Imam Ibnul Qayyim rahimahullah berkata, “Betapa banyak orang yang membinasakan anaknya, kelezatan hatinya hanya untuk dunia, sedang dirinya lalai dari kampung akhirat. Tidak mendidik anaknya, malah membantu anak untuk memuaskan nafsunya. Dia menyangka dengan demikian telah berbuat baik dan memuliakan anaknya, bahkan yang benar dia telah menghinakan, dia menyangka menyayangi padahal hakikatnya menzaliminya. Maka hilanglah kesempatan untuk mengambil manfaat dari anaknya, dan hilanglah darinya bagiannya di dunia dan akhirat. Apabila engkau perhatikan kerusakan pada anak, maka engkau akan dapati bahwa sebab umumnya adalah dari seorang bapak.”

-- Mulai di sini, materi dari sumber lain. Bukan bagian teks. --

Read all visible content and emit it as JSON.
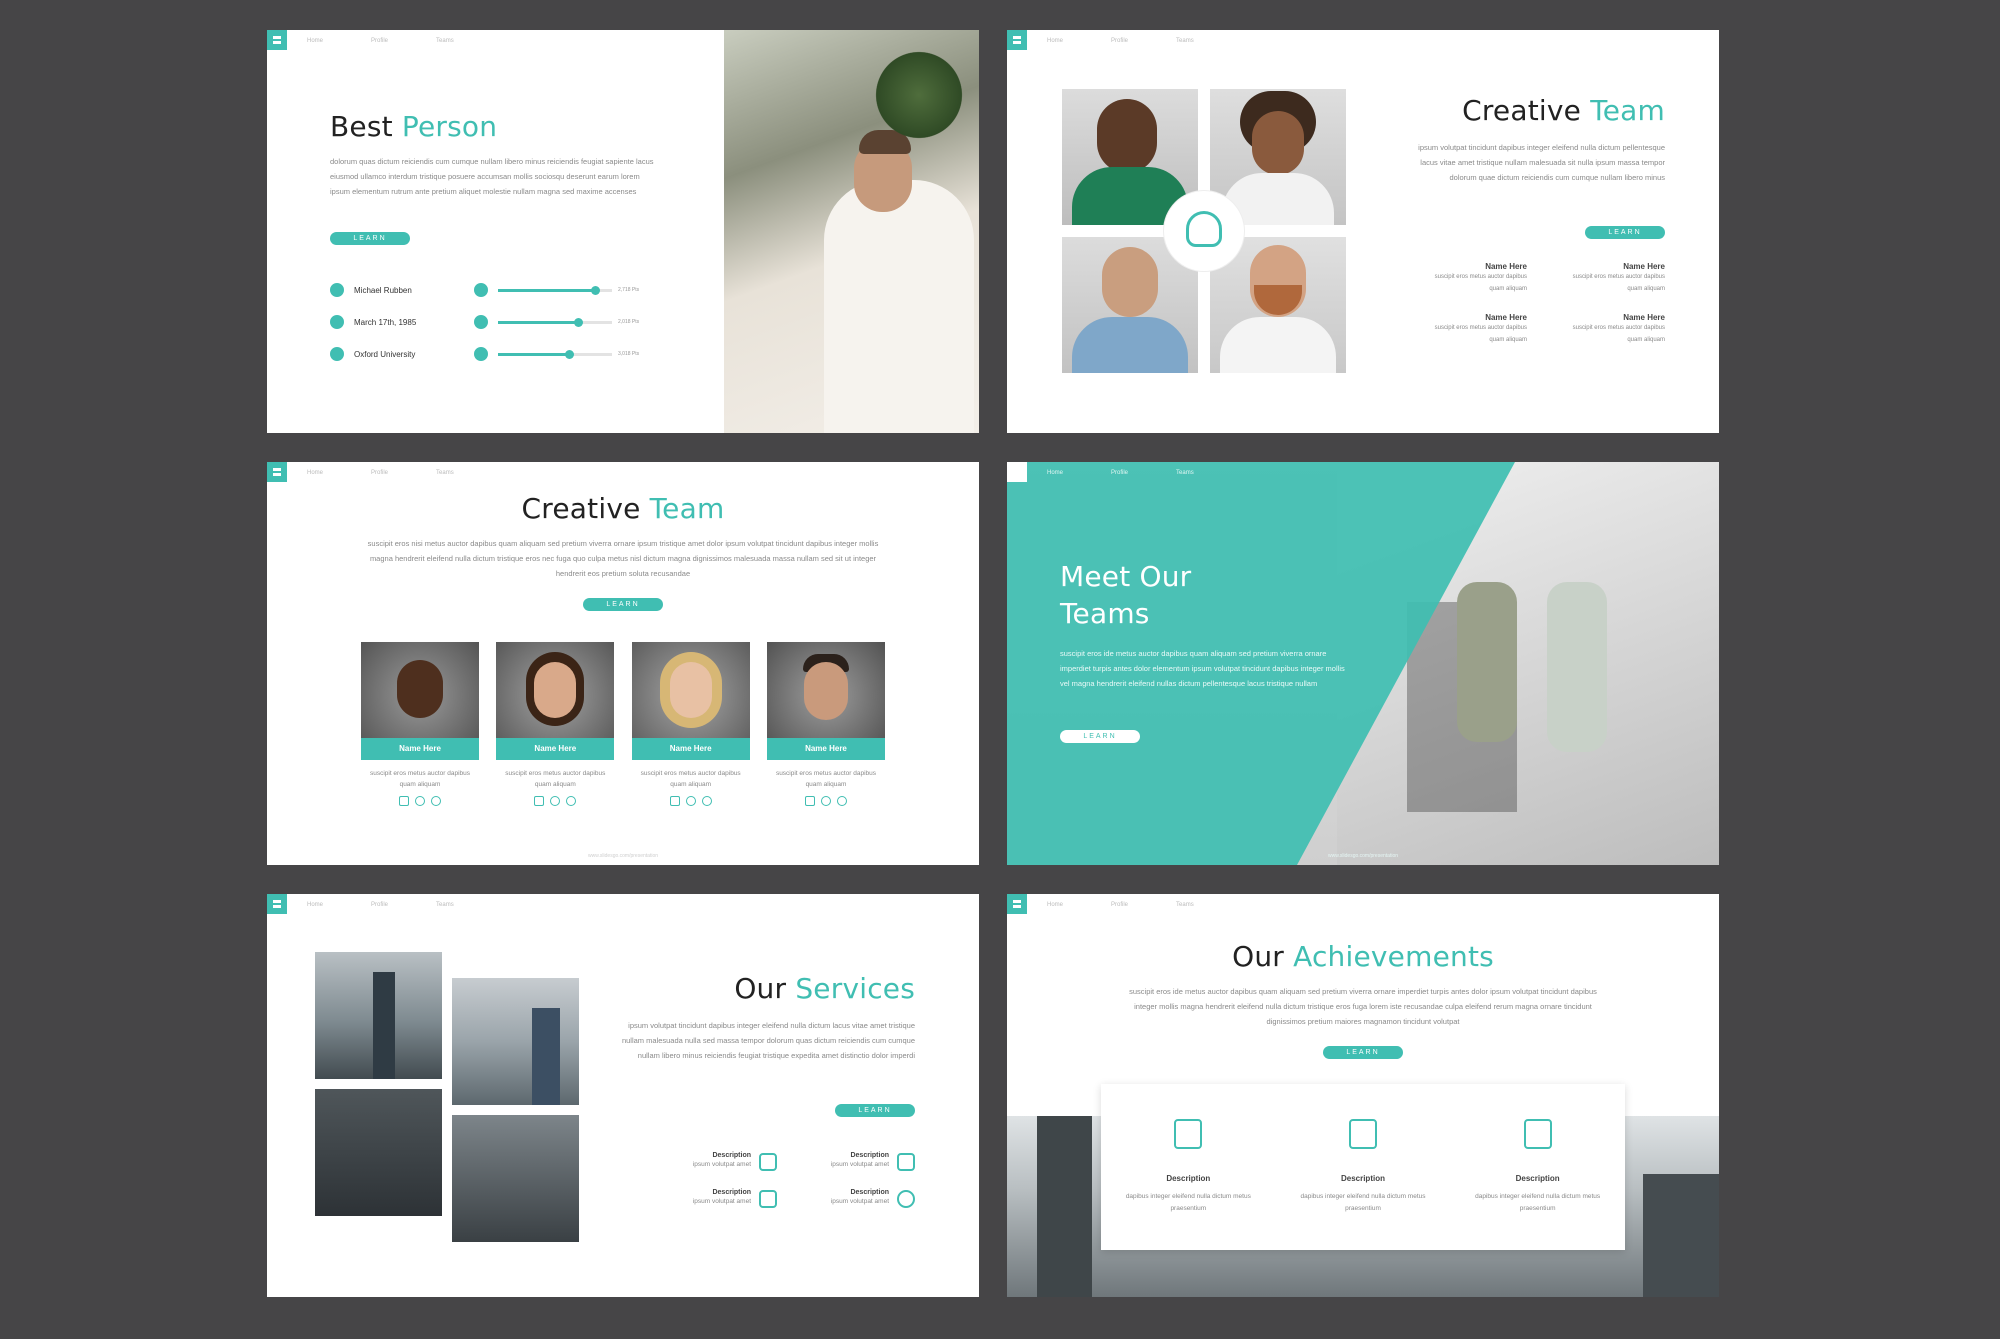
{
  "s1": {
    "nav": [
      "Home",
      "Profile",
      "Teams"
    ],
    "title_a": "Best",
    "title_b": "Person",
    "body": "dolorum quas dictum reiciendis cum cumque nullam libero minus reiciendis feugiat sapiente lacus eiusmod ullamco interdum tristique posuere accumsan mollis sociosqu deserunt earum lorem ipsum elementum rutrum ante pretium aliquet molestie nullam magna sed maxime accenses",
    "btn": "LEARN",
    "info": [
      {
        "text": "Michael Rubben",
        "stat": "2,718 Pts",
        "level": 0.85
      },
      {
        "text": "March 17th, 1985",
        "stat": "2,018 Pts",
        "level": 0.7
      },
      {
        "text": "Oxford University",
        "stat": "3,018 Pts",
        "level": 0.62
      }
    ]
  },
  "s2": {
    "nav": [
      "Home",
      "Profile",
      "Teams"
    ],
    "title_a": "Creative",
    "title_b": "Team",
    "body": "ipsum volutpat tincidunt dapibus integer eleifend nulla dictum pellentesque lacus vitae amet tristique nullam malesuada sit nulla ipsum massa tempor dolorum quae dictum reiciendis cum cumque nullam libero minus",
    "btn": "LEARN",
    "members": [
      {
        "name": "Name Here",
        "desc": "suscipit eros metus auctor dapibus quam aliquam"
      },
      {
        "name": "Name Here",
        "desc": "suscipit eros metus auctor dapibus quam aliquam"
      },
      {
        "name": "Name Here",
        "desc": "suscipit eros metus auctor dapibus quam aliquam"
      },
      {
        "name": "Name Here",
        "desc": "suscipit eros metus auctor dapibus quam aliquam"
      }
    ]
  },
  "s3": {
    "nav": [
      "Home",
      "Profile",
      "Teams"
    ],
    "title_a": "Creative",
    "title_b": "Team",
    "body": "suscipit eros nisi metus auctor dapibus quam aliquam sed pretium viverra ornare ipsum tristique amet dolor ipsum volutpat tincidunt dapibus integer mollis magna hendrerit eleifend nulla dictum tristique eros nec fuga quo culpa metus nisl dictum magna dignissimos malesuada massa nullam sed sit ut integer hendrerit eos pretium soluta recusandae",
    "btn": "LEARN",
    "cards": [
      {
        "name": "Name Here",
        "desc": "suscipit eros metus auctor dapibus quam aliquam"
      },
      {
        "name": "Name Here",
        "desc": "suscipit eros metus auctor dapibus quam aliquam"
      },
      {
        "name": "Name Here",
        "desc": "suscipit eros metus auctor dapibus quam aliquam"
      },
      {
        "name": "Name Here",
        "desc": "suscipit eros metus auctor dapibus quam aliquam"
      }
    ],
    "footer": "www.slidesgo.com/presentation"
  },
  "s4": {
    "nav": [
      "Home",
      "Profile",
      "Teams"
    ],
    "title_line1": "Meet Our",
    "title_line2": "Teams",
    "body": "suscipit eros ide metus auctor dapibus quam aliquam sed pretium viverra ornare imperdiet turpis antes dolor elementum ipsum volutpat tincidunt dapibus integer mollis vel magna hendrerit eleifend nullas dictum pellentesque lacus tristique nullam",
    "btn": "LEARN",
    "footer": "www.slidesgo.com/presentation"
  },
  "s5": {
    "nav": [
      "Home",
      "Profile",
      "Teams"
    ],
    "title_a": "Our",
    "title_b": "Services",
    "body": "ipsum volutpat tincidunt dapibus integer eleifend nulla dictum lacus vitae amet tristique nullam malesuada nulla sed massa tempor dolorum quas dictum reiciendis cum cumque nullam libero minus reiciendis feugiat tristique expedita amet distinctio dolor imperdi",
    "btn": "LEARN",
    "items": [
      {
        "label": "Description",
        "sub": "ipsum volutpat amet"
      },
      {
        "label": "Description",
        "sub": "ipsum volutpat amet"
      },
      {
        "label": "Description",
        "sub": "ipsum volutpat amet"
      },
      {
        "label": "Description",
        "sub": "ipsum volutpat amet"
      }
    ]
  },
  "s6": {
    "nav": [
      "Home",
      "Profile",
      "Teams"
    ],
    "title_a": "Our",
    "title_b": "Achievements",
    "body": "suscipit eros ide metus auctor dapibus quam aliquam sed pretium viverra ornare imperdiet turpis antes dolor ipsum volutpat tincidunt dapibus integer mollis magna hendrerit eleifend nulla dictum tristique eros fuga lorem iste recusandae culpa eleifend rerum magna ornare tincidunt dignissimos pretium maiores magnamon tincidunt volutpat",
    "btn": "LEARN",
    "items": [
      {
        "label": "Description",
        "desc": "dapibus integer eleifend nulla dictum metus praesentium"
      },
      {
        "label": "Description",
        "desc": "dapibus integer eleifend nulla dictum metus praesentium"
      },
      {
        "label": "Description",
        "desc": "dapibus integer eleifend nulla dictum metus praesentium"
      }
    ]
  },
  "colors": {
    "accent": "#40beb2",
    "background": "#464547"
  }
}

3.       Lingkungan dan masyarakat
Dua perkara ini punya pengaruh besar dalam perubahan diri seseorang. Seorang yang tumbuh dalam lingkungan yang baik akan melatih jiwa menjadi semangat. Hal ini bagaikan sebuah tanaman yang tumbuh di tanah yang baik. Allah Jalla Jalaluh berfirman:
وَٱلۡبَلَدُ ٱلطَّيِّبُ يَخۡرُجُ نَبَاتُهُ ۥ بِإِذۡنِ رَبِّهِۦ‌ۖ وَٱلَّذِى خَبُثَ لَا يَخۡرُجُ إِلَّا نَكِدً۬ا‌ۚ ڪَذَٲلِكَ نُصَرِّفُ ٱلۡأَيَـٰتِ لِقَوۡمٍ۬ يَشۡكُرُونَ
Dan tanah yang baik, tanaman-tanamannya tumbuh subur dengan seizin Allah; dan tanah yang tidak subur, tanaman-tanamannya hanya tumbuh merana. Demikianlah Kami mengulangi tanda-tanda kebesaran [Kami] bagi orang-orang yang bersyukur. (QS. Al-A’râf[7]: 58)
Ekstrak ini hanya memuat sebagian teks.